The unemployment impact of the pandemic may also play a role in the surge in demand, coupled with the rising desire to reduce carbon consumption.
"Many consumers saw their income dramatically impacted by Covid-19 and the subsequent lockdowns and were forced to be more thoughtful about spending," Shen said. "Consumers have leaned heavily into thrift and off-price. The growth of secondhand retail has been outpacing primary retail for the past couple of years and is likely to continue."
With the rise of conscious consumerism, brand loyalists may not have the appetite or ability to pay full price in the current environment; plus, sustainability and buying used have become cool, particularly with the coveted Gen Z buyer base.
Vancouver-based lululemon announced its recommerce initiative in mid-April as part of its overall sustainability agenda, which it calls its Be Planet pillar and focuses on better products for people and the planet. The trendy athletic wear brand saw a huge surge in demand in 2020, with sales skyrocketing 21% in the fourth quarter of 2020. For the year-end, the company saw net revenue rise 11% to $4.4 billion.
On the resale side, lululemon ranks among other brands like Patagonia, Ray-Ban and The North Face when it comes to resale value, according to ThredUp. Its new recommerce market, lululemon Like New, allows consumers to trade in gently used lululemon items at one its 80-plus participating stores or through mail in exchange for an e-gift card. The online program launches June 2021. Consumers can also purchase Like New items, which are up to 50% off the normal price. All profits from the Like New program will go toward lululemon’s sustainability initiatives, the company said.

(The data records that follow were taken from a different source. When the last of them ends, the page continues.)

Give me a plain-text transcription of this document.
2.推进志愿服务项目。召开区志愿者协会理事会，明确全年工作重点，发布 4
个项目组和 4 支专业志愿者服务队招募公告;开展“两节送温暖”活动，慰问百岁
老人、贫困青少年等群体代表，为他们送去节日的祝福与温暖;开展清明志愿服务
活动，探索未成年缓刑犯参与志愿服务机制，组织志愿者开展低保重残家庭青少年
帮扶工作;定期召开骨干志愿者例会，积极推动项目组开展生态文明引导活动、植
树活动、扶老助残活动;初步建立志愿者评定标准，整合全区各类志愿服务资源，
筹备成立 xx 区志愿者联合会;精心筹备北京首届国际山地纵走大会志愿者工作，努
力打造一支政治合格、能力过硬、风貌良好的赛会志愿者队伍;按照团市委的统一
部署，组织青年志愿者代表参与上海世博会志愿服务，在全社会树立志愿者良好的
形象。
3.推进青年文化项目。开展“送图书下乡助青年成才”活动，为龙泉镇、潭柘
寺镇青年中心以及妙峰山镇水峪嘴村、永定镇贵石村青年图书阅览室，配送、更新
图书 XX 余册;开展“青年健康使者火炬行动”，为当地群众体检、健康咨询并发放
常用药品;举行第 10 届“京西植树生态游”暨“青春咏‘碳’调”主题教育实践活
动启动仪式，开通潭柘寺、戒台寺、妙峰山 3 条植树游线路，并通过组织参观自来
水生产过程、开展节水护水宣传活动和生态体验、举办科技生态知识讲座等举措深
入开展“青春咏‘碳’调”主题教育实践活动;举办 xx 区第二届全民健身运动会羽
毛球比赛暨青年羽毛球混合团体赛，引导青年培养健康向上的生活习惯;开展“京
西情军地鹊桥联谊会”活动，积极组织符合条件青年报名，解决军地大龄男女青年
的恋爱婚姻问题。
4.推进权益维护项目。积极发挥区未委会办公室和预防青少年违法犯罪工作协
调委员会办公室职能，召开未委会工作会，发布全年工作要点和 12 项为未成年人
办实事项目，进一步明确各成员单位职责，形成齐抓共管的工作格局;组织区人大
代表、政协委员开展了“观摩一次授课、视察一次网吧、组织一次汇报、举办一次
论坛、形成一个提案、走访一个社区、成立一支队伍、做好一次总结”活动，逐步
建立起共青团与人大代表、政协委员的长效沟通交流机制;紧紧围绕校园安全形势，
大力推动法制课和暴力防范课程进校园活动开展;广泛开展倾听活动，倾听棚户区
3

Before online secondary marketplaces became prevalent, Nike was the dominant resale footwear brand, with huge secondary markets. Some specialty, limited-edition Nike shoes reap enormous sums on secondary markets as collector’s items, such as a pair of Nike’s collaboration with rapper Travis Scott asking for more than $1,700 on a secondary website. Released in May 2019, the shoe originally retailed for $175.
With high resale prices, it makes sense Nike would finally want to collect some of the resale value. The brand announced its recommerce move earlier this month, Nike Refurbished, which allows consumers to return a pair of shoes that are then tidied up by Nike and placed back up for sale at a lower price. Like lululemon, Nike markets the offering as a solution “at scale to help reduce its carbon footprint.”

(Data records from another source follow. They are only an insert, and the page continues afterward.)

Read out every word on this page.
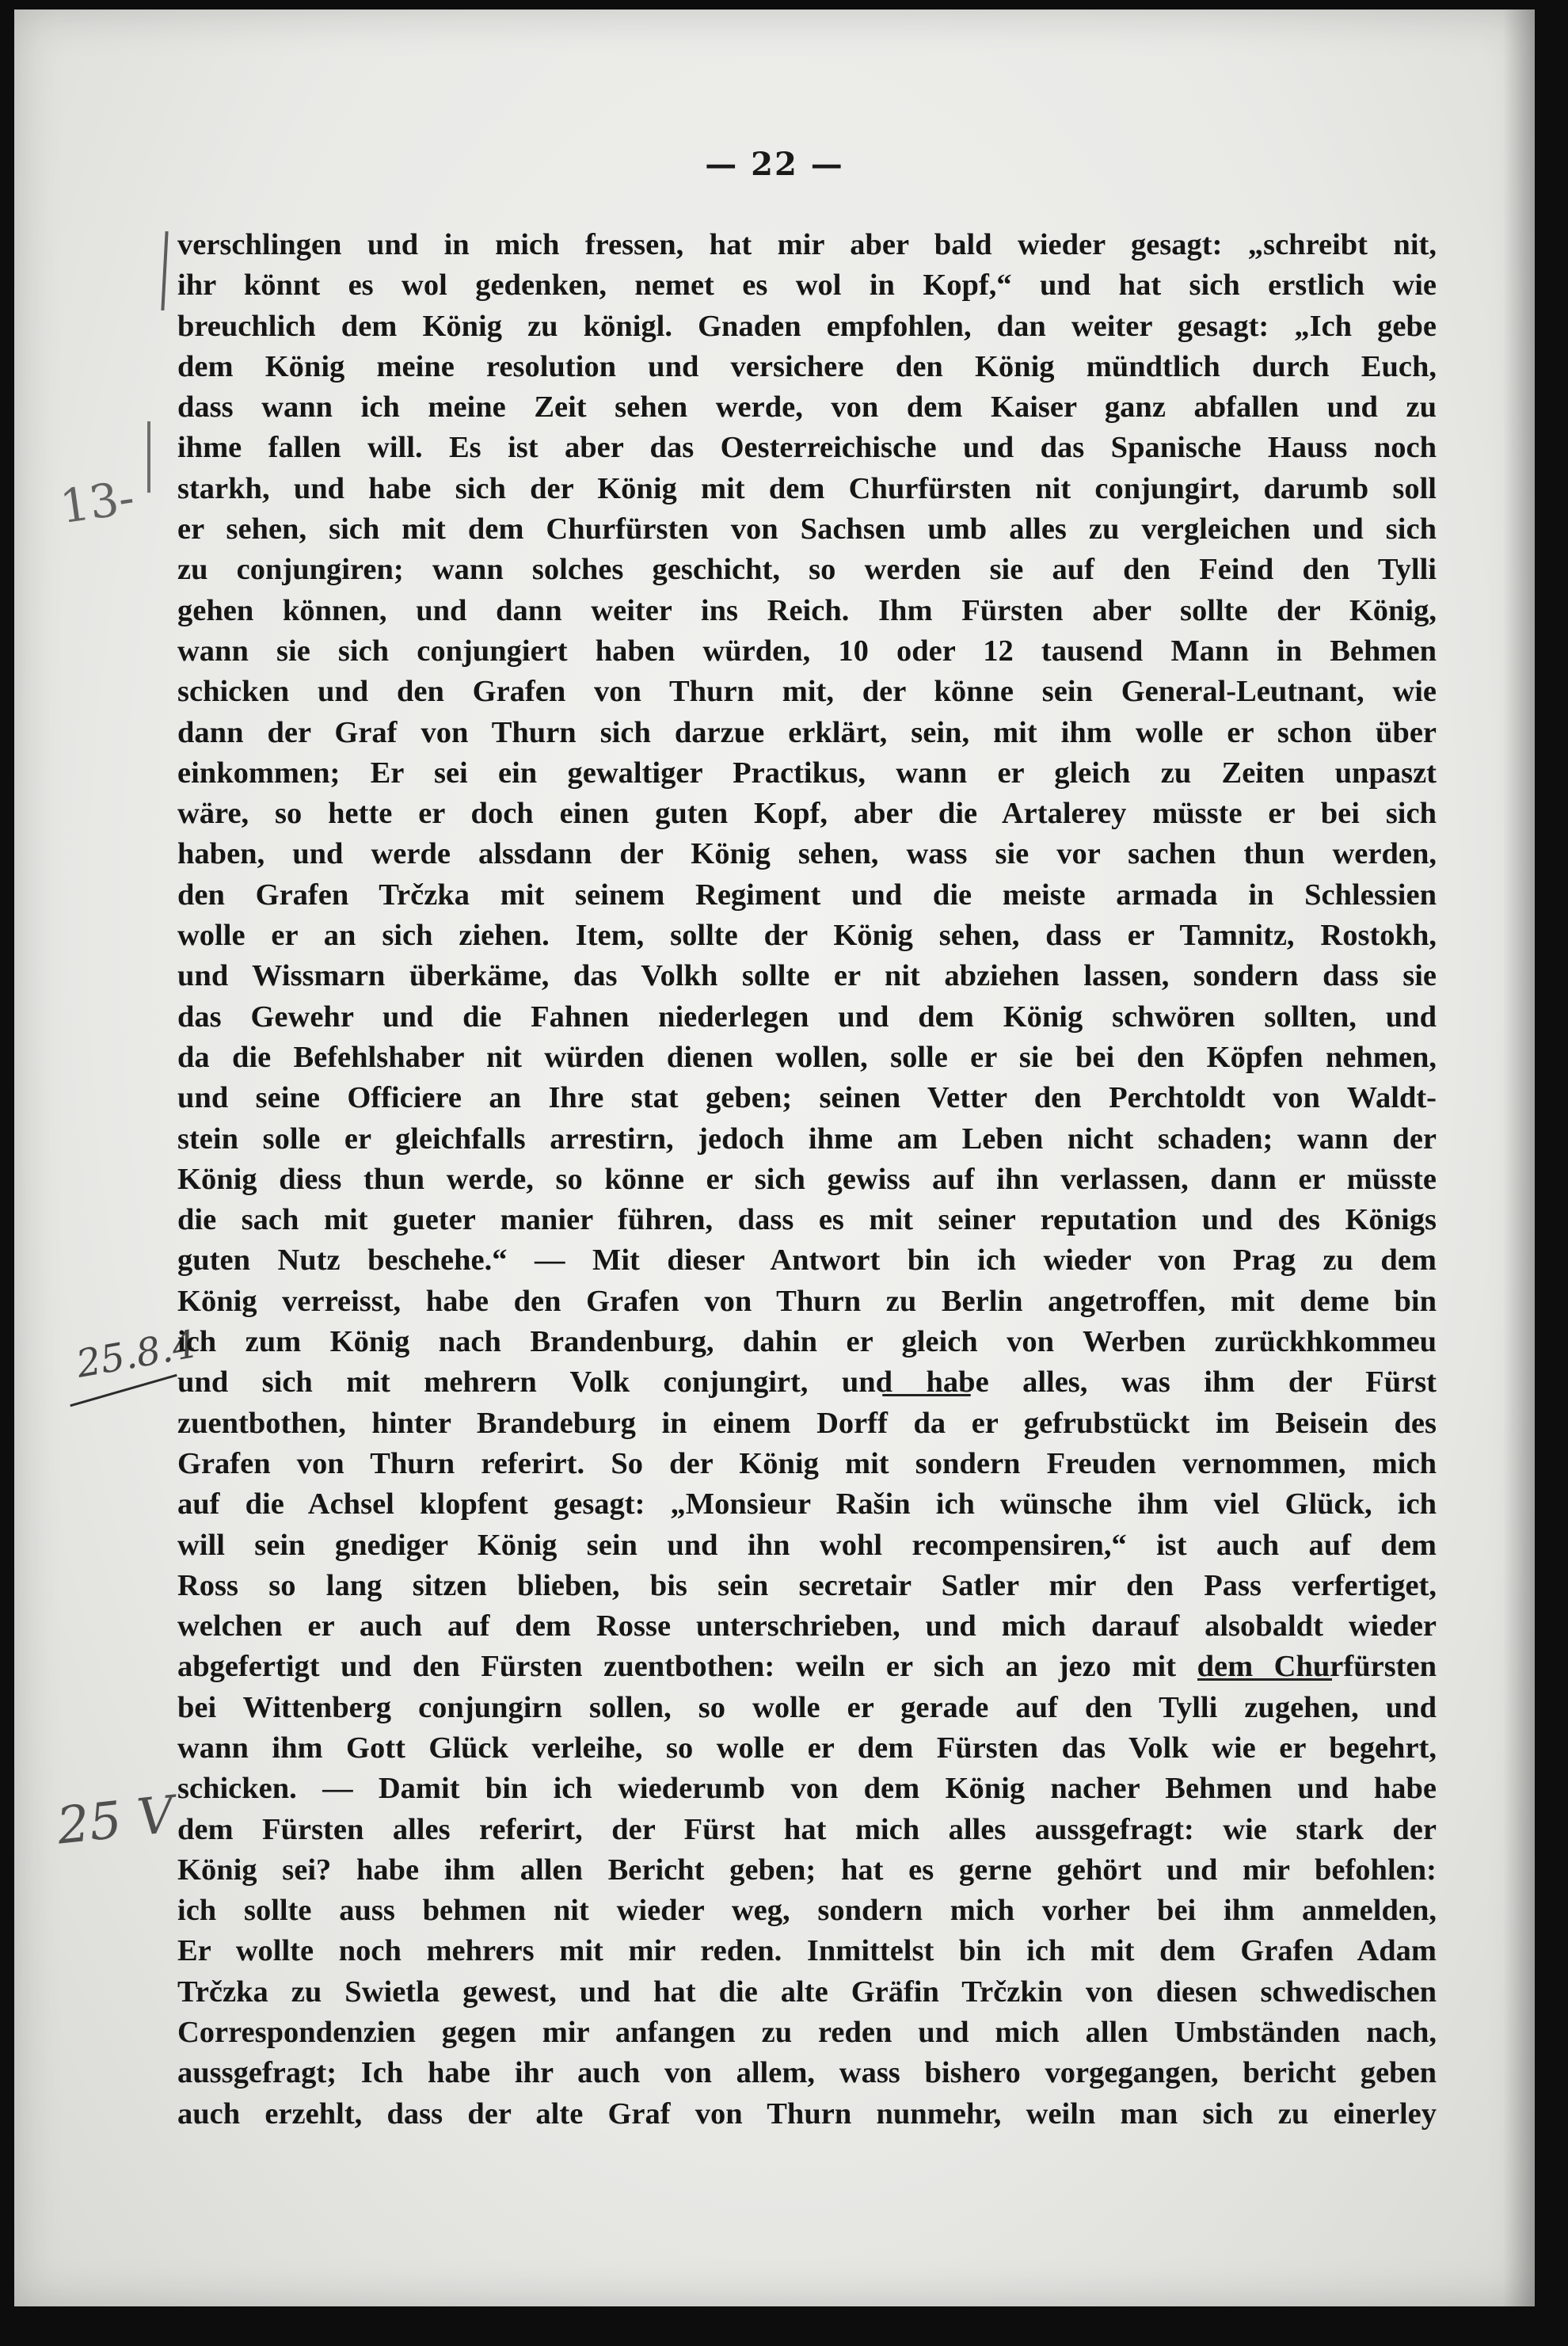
— 22 —
13-
25.8.4
25 V
verschlingen und in mich fressen, hat mir aber bald wieder gesagt: „schreibt nit,
ihr könnt es wol gedenken, nemet es wol in Kopf,“ und hat sich erstlich wie
breuchlich dem König zu königl. Gnaden empfohlen, dan weiter gesagt: „Ich gebe
dem König meine resolution und versichere den König mündtlich durch Euch,
dass wann ich meine Zeit sehen werde, von dem Kaiser ganz abfallen und zu
ihme fallen will. Es ist aber das Oesterreichische und das Spanische Hauss noch
starkh, und habe sich der König mit dem Churfürsten nit conjungirt, darumb soll
er sehen, sich mit dem Churfürsten von Sachsen umb alles zu vergleichen und sich
zu conjungiren; wann solches geschicht, so werden sie auf den Feind den Tylli
gehen können, und dann weiter ins Reich. Ihm Fürsten aber sollte der König,
wann sie sich conjungiert haben würden, 10 oder 12 tausend Mann in Behmen
schicken und den Grafen von Thurn mit, der könne sein General-Leutnant, wie
dann der Graf von Thurn sich darzue erklärt, sein, mit ihm wolle er schon über
einkommen; Er sei ein gewaltiger Practikus, wann er gleich zu Zeiten unpaszt
wäre, so hette er doch einen guten Kopf, aber die Artalerey müsste er bei sich
haben, und werde alssdann der König sehen, wass sie vor sachen thun werden,
den Grafen Trčzka mit seinem Regiment und die meiste armada in Schlessien
wolle er an sich ziehen. Item, sollte der König sehen, dass er Tamnitz, Rostokh,
und Wissmarn überkäme, das Volkh sollte er nit abziehen lassen, sondern dass sie
das Gewehr und die Fahnen niederlegen und dem König schwören sollten, und
da die Befehlshaber nit würden dienen wollen, solle er sie bei den Köpfen nehmen,
und seine Officiere an Ihre stat geben; seinen Vetter den Perchtoldt von Waldt-
stein solle er gleichfalls arrestirn, jedoch ihme am Leben nicht schaden; wann der
König diess thun werde, so könne er sich gewiss auf ihn verlassen, dann er müsste
die sach mit gueter manier führen, dass es mit seiner reputation und des Königs
guten Nutz beschehe.“ — Mit dieser Antwort bin ich wieder von Prag zu dem
König verreisst, habe den Grafen von Thurn zu Berlin angetroffen, mit deme bin
ich zum König nach Brandenburg, dahin er gleich von Werben zurückhkommeu
und sich mit mehrern Volk conjungirt, und habe alles, was ihm der Fürst
zuentbothen, hinter Brandeburg in einem Dorff da er gefrubstückt im Beisein des
Grafen von Thurn referirt. So der König mit sondern Freuden vernommen, mich
auf die Achsel klopfent gesagt: „Monsieur Rašin ich wünsche ihm viel Glück, ich
will sein gnediger König sein und ihn wohl recompensiren,“ ist auch auf dem
Ross so lang sitzen blieben, bis sein secretair Satler mir den Pass verfertiget,
welchen er auch auf dem Rosse unterschrieben, und mich darauf alsobaldt wieder
abgefertigt und den Fürsten zuentbothen: weiln er sich an jezo mit dem Churfürsten
bei Wittenberg conjungirn sollen, so wolle er gerade auf den Tylli zugehen, und
wann ihm Gott Glück verleihe, so wolle er dem Fürsten das Volk wie er begehrt,
schicken. — Damit bin ich wiederumb von dem König nacher Behmen und habe
dem Fürsten alles referirt, der Fürst hat mich alles aussgefragt: wie stark der
König sei? habe ihm allen Bericht geben; hat es gerne gehört und mir befohlen:
ich sollte auss behmen nit wieder weg, sondern mich vorher bei ihm anmelden,
Er wollte noch mehrers mit mir reden. Inmittelst bin ich mit dem Grafen Adam
Trčzka zu Swietla gewest, und hat die alte Gräfin Trčzkin von diesen schwedischen
Correspondenzien gegen mir anfangen zu reden und mich allen Umbständen nach,
aussgefragt; Ich habe ihr auch von allem, wass bishero vorgegangen, bericht geben
auch erzehlt, dass der alte Graf von Thurn nunmehr, weiln man sich zu einerley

“Once the shoes land back in a Nike store, the price is based on footwear type and condition grade,” Nike announced. “Handy messaging on the boxes make it easy to see what kind of shoes are inside, the condition grade, and more."
The Refurbished plan will first launch in 15 Nike stores, with more plans to expand later. Shoes that aren’t in condition to be resold will be donated or recycled when possible by Nike.
Both lululemon and Nike announced their plans around Earth Day 2021 (April 22), ensuring their messaging to consumers was based around sustainability efforts. In reality, the brands will also recapture a portion of revenue from consumers who already love their products.
"Brands are beginning to see the need for sustainable consumption, these secondary markets not only keep items out of landfills but now add new buyers and additional revenue streams," Shen said.